Who has been kicked in the teeth 17 times in a row by their peers? How does that affect one's psyche? Most folks would really be down on themselves after such a long period without success. It really says something for the leadership abilities of Coach Bielema to keep his players motivated during such a long losing streak. The players haven't quit this season and have played most teams close with the exception of Georgia. They have broken the cycle. #WPS

There is a corollary to trial work.
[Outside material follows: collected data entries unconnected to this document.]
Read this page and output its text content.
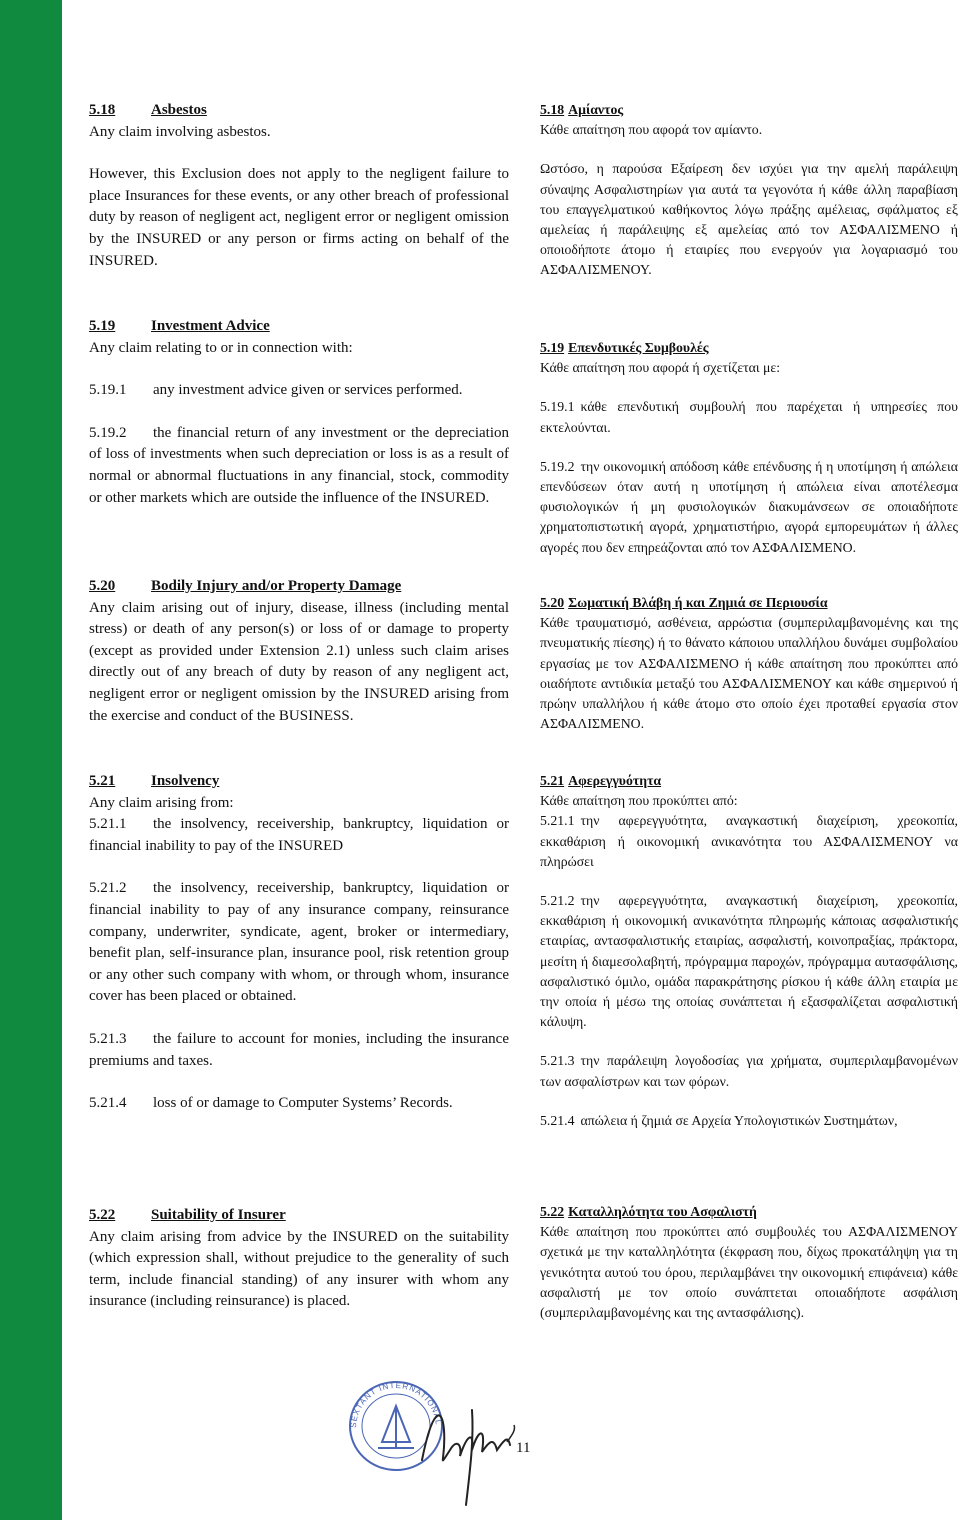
5.18 Asbestos

Any claim involving asbestos.

However, this Exclusion does not apply to the negligent failure to place Insurances for these events, or any other breach of professional duty by reason of negligent act, negligent error or negligent omission by the INSURED or any person or firms acting on behalf of the INSURED.

5.19 Investment Advice

Any claim relating to or in connection with:

5.19.1 any investment advice given or services performed.

5.19.2 the financial return of any investment or the depreciation of loss of investments when such depreciation or loss is as a result of normal or abnormal fluctuations in any financial, stock, commodity or other markets which are outside the influence of the INSURED.

5.20 Bodily Injury and/or Property Damage

Any claim arising out of injury, disease, illness (including mental stress) or death of any person(s) or loss of or damage to property (except as provided under Extension 2.1) unless such claim arises directly out of any breach of duty by reason of any negligent act, negligent error or negligent omission by the INSURED arising from the exercise and conduct of the BUSINESS.

5.21 Insolvency

Any claim arising from:

5.21.1 the insolvency, receivership, bankruptcy, liquidation or financial inability to pay of the INSURED

5.21.2 the insolvency, receivership, bankruptcy, liquidation or financial inability to pay of any insurance company, reinsurance company, underwriter, syndicate, agent, broker or intermediary, benefit plan, self-insurance plan, insurance pool, risk retention group or any other such company with whom, or through whom, insurance cover has been placed or obtained.

5.21.3 the failure to account for monies, including the insurance premiums and taxes.

5.21.4 loss of or damage to Computer Systems’ Records.

5.22 Suitability of Insurer

Any claim arising from advice by the INSURED on the suitability (which expression shall, without prejudice to the generality of such term, include financial standing) of any insurer with whom any insurance (including reinsurance) is placed.

5.18 Αμίαντος

Κάθε απαίτηση που αφορά τον αμίαντο.

Ωστόσο, η παρούσα Εξαίρεση δεν ισχύει για την αμελή παράλειψη σύναψης Ασφαλιστηρίων για αυτά τα γεγονότα ή κάθε άλλη παραβίαση του επαγγελματικού καθήκοντος λόγω πράξης αμέλειας, σφάλματος εξ αμελείας ή παράλειψης εξ αμελείας από τον ΑΣΦΑΛΙΣΜΕΝΟ ή οποιοδήποτε άτομο ή εταιρίες που ενεργούν για λογαριασμό του ΑΣΦΑΛΙΣΜΕΝΟΥ.

5.19 Επενδυτικές Συμβουλές

Κάθε απαίτηση που αφορά ή σχετίζεται με:

5.19.1 κάθε επενδυτική συμβουλή που παρέχεται ή υπηρεσίες που εκτελούνται.

5.19.2 την οικονομική απόδοση κάθε επένδυσης ή η υποτίμηση ή απώλεια επενδύσεων όταν αυτή η υποτίμηση ή απώλεια είναι αποτέλεσμα φυσιολογικών ή μη φυσιολογικών διακυμάνσεων σε οποιαδήποτε χρηματοπιστωτική αγορά, χρηματιστήριο, αγορά εμπορευμάτων ή άλλες αγορές που δεν επηρεάζονται από τον ΑΣΦΑΛΙΣΜΕΝΟ.

5.20 Σωματική Βλάβη ή και Ζημιά σε Περιουσία

Κάθε τραυματισμό, ασθένεια, αρρώστια (συμπεριλαμβανομένης και της πνευματικής πίεσης) ή το θάνατο κάποιου υπαλλήλου δυνάμει συμβολαίου εργασίας με τον ΑΣΦΑΛΙΣΜΕΝΟ ή κάθε απαίτηση που προκύπτει από οιαδήποτε αντιδικία μεταξύ του ΑΣΦΑΛΙΣΜΕΝΟΥ και κάθε σημερινού ή πρώην υπαλλήλου ή κάθε άτομο στο οποίο έχει προταθεί εργασία στον ΑΣΦΑΛΙΣΜΕΝΟ.

5.21 Αφερεγγυότητα

Κάθε απαίτηση που προκύπτει από:

5.21.1 την αφερεγγυότητα, αναγκαστική διαχείριση, χρεοκοπία, εκκαθάριση ή οικονομική ανικανότητα του ΑΣΦΑΛΙΣΜΕΝΟΥ να πληρώσει

5.21.2 την αφερεγγυότητα, αναγκαστική διαχείριση, χρεοκοπία, εκκαθάριση ή οικονομική ανικανότητα πληρωμής κάποιας ασφαλιστικής εταιρίας, αντασφαλιστικής εταιρίας, ασφαλιστή, κοινοπραξίας, πράκτορα, μεσίτη ή διαμεσολαβητή, πρόγραμμα παροχών, πρόγραμμα αυτασφάλισης, ασφαλιστικό όμιλο, ομάδα παρακράτησης ρίσκου ή κάθε άλλη εταιρία με την οποία ή μέσω της οποίας συνάπτεται ή εξασφαλίζεται ασφαλιστική κάλυψη.

5.21.3 την παράλειψη λογοδοσίας για χρήματα, συμπεριλαμβανομένων των ασφαλίστρων και των φόρων.

5.21.4 απώλεια ή ζημιά σε Αρχεία Υπολογιστικών Συστημάτων,

5.22 Καταλληλότητα του Ασφαλιστή

Κάθε απαίτηση που προκύπτει από συμβουλές του ΑΣΦΑΛΙΣΜΕΝΟΥ σχετικά με την καταλληλότητα (έκφραση που, δίχως προκατάληψη για τη γενικότητα αυτού του όρου, περιλαμβάνει την οικονομική επιφάνεια) κάθε ασφαλιστή με τον οποίο συνάπτεται οποιαδήποτε ασφάλιση (συμπεριλαμβανομένης και της αντασφάλισης).

SEXTANT INTERNATIONAL
11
People like me who represent individuals against insurance companies and other big corporations often face repetitive and distasteful behavior. A common tactic of insurance company lawyers is to ask questions to clients about things that happened 17 years ago, then try to find a piece of paper from a doctor to make the client out to be a liar. For example: "Have you ever been treated for neck pain or headaches?" If you went to the doctor 17 years ago after a waterskiing fall with headaches and neck pain, you better believe the insurance company will point to it in denying your claim. Nevermind the hypocrisy of arguing, on one hand, that soft-tissue injuries should heal within 6-8 weeks, but, on the other hand, the treatment 17 years ago was to the same body part so the defendant couldn't have caused the injury.

The toughest clients are the ones willing to take their case to a jury of their peers. A jury trial is grueling on clients in its own right: everything in the client's life is placed under a microscope — work history, social life, tax returns. However, a jury is sometimes the only way clients are ever able to persevere after a life-altering injury. A jury has the power to make right all the things that went wrong for the client. The jury is the difference between what could have been, and what is.

*I may or may not have made the windchill up, but it was in the 20s during the game.